The chemical composition, in mass%, is
C: 0.18 to 0.50%,
Si: 0.001 to 2.00%,
Mn: 0.001 to 3.00%,
P: 0.10% or less,
S: 0.0015% or less,
Nb: 0.010 to 0.100%,
Cr: 0.001 to 0.50%,
Al: 0.0001 to 0.100%,
Ti: 0.001 to 0.500%,
O: less than 0.0030%,
B: 0.0006 to 0.0030%,
N: 0.0100% or less, and the balance: Fe and impurities;
The metal structure is martensite,
The area ratio of MnS having a length of 100 μm or more at a depth position of 1/4 to 3/4 of the plate thickness is 0.0100% or less,
A hot stamped part having a tensile strength of 1.5 GPa or more, in which the number ratio of carbides having a grain size of 1.2 μm or more among carbides having a grain size of 0.5 μm or more present in steel is 10.0% or less. The chemical composition, in mass%,
V: 2.00% or less,
The hot stamped part according to claim 1 , comprising one or more selected from the group consisting of Ta: 0.50% or less, and W: 3.00% or less. The chemical composition, in mass%,
Ni: 5.00% or less,
The hot stamped part according to claim 1 or 2, comprising one or more selected from the group consisting of Cu: 3.00% or less, and Mo: 0.50% or less. The chemical composition, in mass%,
Mg: 0.0030% or less,
Ca: 0.0030% or less,
The hot stamped part according to any one of claims 1 to 3, comprising one or more selected from La: 0.030% or less, and Ce: 0.030% or less. A method for producing a hot stamped component according to any one of claims 1 to 4, comprising the steps of:
The chemical composition, in mass%, is
C: 0.18 to 0.50%,
Si: 0.001 to 2.00%,
Mn: 0.001 to 3.00%,
P: 0.10% or less,
S: 0.0015% or less,
Nb: 0.010 to 0.100%,
Cr: 0.001 to 0.50%,
Al: 0.0001 to 0.100%,
Ti: 0.001 to 0.500%,
O: less than 0.0030%,
B: 0.0006 to 0.0030%,
N: 0.0100% or less, and the balance: Fe and impurities;
A hot stamping process of hot stamping a steel sheet having a metal structure which is a mixed structure of ferrite and pearlite and an area ratio of MnS having a length of 100 μm or more at a depth position of 1/4 to 3/4 of the sheet thickness is 0.0100% or less;
and a heat treatment step of subjecting the obtained hot stamped part to a heat treatment at 500 to 100° C. that satisfies the condition of the following formula (i).
log(t)≦(625−T)/125 (i)
In formula (i), t is the heat treatment time (seconds), and T is the heat treatment temperature (° C.). The chemical composition, in mass%,
V: 2.00% or less,
The method for producing a hot stamped part according to claim 5, further comprising the step of: Ta: 0.50% or less; and W: 3.00% or less. The chemical composition, in mass%,
Ni: 5.00% or less,
The method for producing a hot stamped part according to claim 5 or 6, further comprising the step of: adding at least one selected from the group consisting of Cu: 3.00% or less, and Mo: 0.50% or less. The chemical composition, in mass%,
Mg: 0.0030% or less,
Ca: 0.0030% or less,
The method for producing a hot stamped part according to any one of claims 5 to 7, comprising one or more selected from La: 0.030% or less, and Ce: 0.030% or less. A method for producing a hot stamped component according to any one of claims 1 to 4, comprising the steps of:
a rolling step of heating a steel ingot or steel slab having the chemical composition according to any one of claims 1 to 4 at a temperature equal to or higher than T (°C) represented by the formula (ii) for a time period of 30 minutes or more, completing rough rolling at 1000 to 1150°C, and completing finish rolling at an Ae point of ₃ or higher;
A cooling step of cooling at an average cooling rate of 10 to 200 ° C. / sec.
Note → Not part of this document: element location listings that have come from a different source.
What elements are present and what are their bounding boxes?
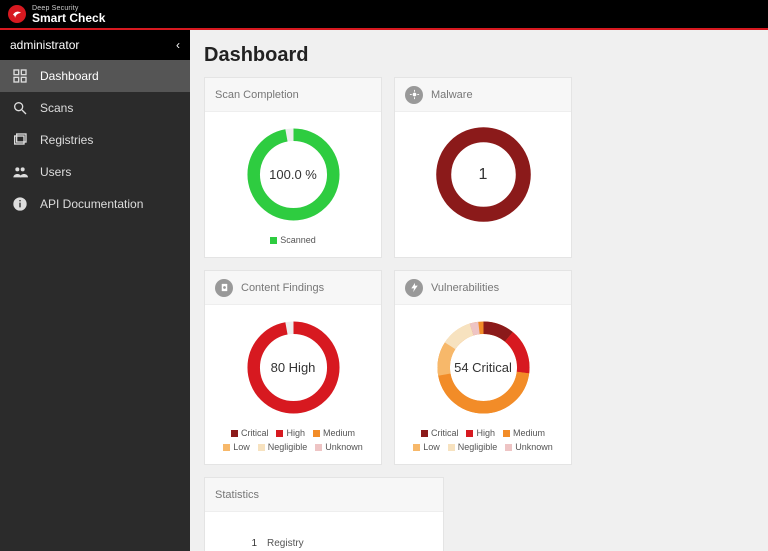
sidebar-item-label: API Documentation [40,197,143,211]
bolt-icon [405,279,423,297]
sidebar-item-api-documentation[interactable]: API Documentation [0,188,190,220]
card-header: Scan Completion [205,78,381,112]
legend-label: Unknown [515,442,553,452]
legend-label: Critical [241,428,269,438]
malware-icon [405,86,423,104]
legend-label: High [286,428,305,438]
card-title: Content Findings [241,282,324,294]
legend-label: Medium [513,428,545,438]
chart-center-label: 1 [431,122,536,227]
chevron-left-icon: ‹ [176,38,180,52]
card-header: Statistics [205,478,443,512]
legend-label: Scanned [280,235,316,245]
statistics-list: 1Registry 26Repositories 26Images 0Scans… [213,522,435,551]
card-title: Vulnerabilities [431,282,499,294]
main-content: Dashboard Scan Completion 100.0 % [190,30,768,551]
search-icon [12,100,28,116]
sidebar: administrator ‹ Dashboard Scans Registri… [0,30,190,551]
user-menu[interactable]: administrator ‹ [0,30,190,60]
card-content-findings[interactable]: Content Findings 80 High Critical High M… [204,270,382,465]
sidebar-item-label: Registries [40,133,93,147]
scan-completion-chart: 100.0 % [241,122,346,227]
legend-label: Unknown [325,442,363,452]
legend-label: Low [423,442,440,452]
page-title: Dashboard [204,44,754,67]
topbar: Deep Security Smart Check [0,0,768,30]
sidebar-item-users[interactable]: Users [0,156,190,188]
vulnerabilities-chart: 54 Critical [431,315,536,420]
user-name: administrator [10,38,79,52]
info-icon [12,196,28,212]
card-scan-completion[interactable]: Scan Completion 100.0 % Scanned [204,77,382,258]
registry-icon [12,132,28,148]
legend-label: Negligible [268,442,308,452]
brand: Deep Security Smart Check [32,5,105,24]
card-title: Scan Completion [215,89,299,101]
card-malware[interactable]: Malware 1 [394,77,572,258]
chart-center-label: 80 High [241,315,346,420]
sidebar-item-registries[interactable]: Registries [0,124,190,156]
stat-row: 1Registry [217,538,431,549]
chart-center-label: 54 Critical [431,315,536,420]
sidebar-item-scans[interactable]: Scans [0,92,190,124]
sidebar-item-label: Users [40,165,71,179]
dashboard-icon [12,68,28,84]
users-icon [12,164,28,180]
brand-logo-icon [8,5,26,23]
chart-center-label: 100.0 % [241,122,346,227]
legend: Critical High Medium Low Negligible Unkn… [403,428,563,456]
legend-label: Negligible [458,442,498,452]
card-statistics[interactable]: Statistics 1Registry 26Repositories 26Im… [204,477,444,551]
malware-chart: 1 [431,122,536,227]
dashboard-cards: Scan Completion 100.0 % Scanned [204,77,754,551]
legend-label: Critical [431,428,459,438]
legend-label: Medium [323,428,355,438]
card-title: Malware [431,89,473,101]
content-findings-chart: 80 High [241,315,346,420]
card-header: Content Findings [205,271,381,305]
legend: Scanned [266,235,320,249]
card-header: Malware [395,78,571,112]
legend: Critical High Medium Low Negligible Unkn… [213,428,373,456]
card-vulnerabilities[interactable]: Vulnerabilities 54 Critical [394,270,572,465]
legend-label: Low [233,442,250,452]
card-header: Vulnerabilities [395,271,571,305]
legend-label: High [476,428,495,438]
sidebar-item-dashboard[interactable]: Dashboard [0,60,190,92]
card-title: Statistics [215,489,259,501]
brand-name: Smart Check [32,12,105,24]
sidebar-item-label: Scans [40,101,73,115]
sidebar-item-label: Dashboard [40,69,99,83]
content-findings-icon [215,279,233,297]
A winding process at 680 to 560°C;
A pickling process for removing scale by pickling;
A cold rolling process in which the reduction ratio is 10 to 60%;
An annealing step of heating to 730 to 900 ° C.;
a hot stamping process for hot stamping the steel sheet that has been annealed;
and a heat treatment step of subjecting the obtained hot stamped part to a heat treatment at 500 to 100° C. that satisfies the condition of the following formula (i).
log(t)≦(625−T)/125 (i)
T (° C.)=[0.020+(mass% Mn)(mass% S)]/(1.9×10 ⁻⁵ ) (ii)
In formula (i), t is the heat treatment time (seconds), and T is the heat treatment temperature (° C.). In formula (ii), mass % Mn and mass % S represent the contents of Mn and S, respectively.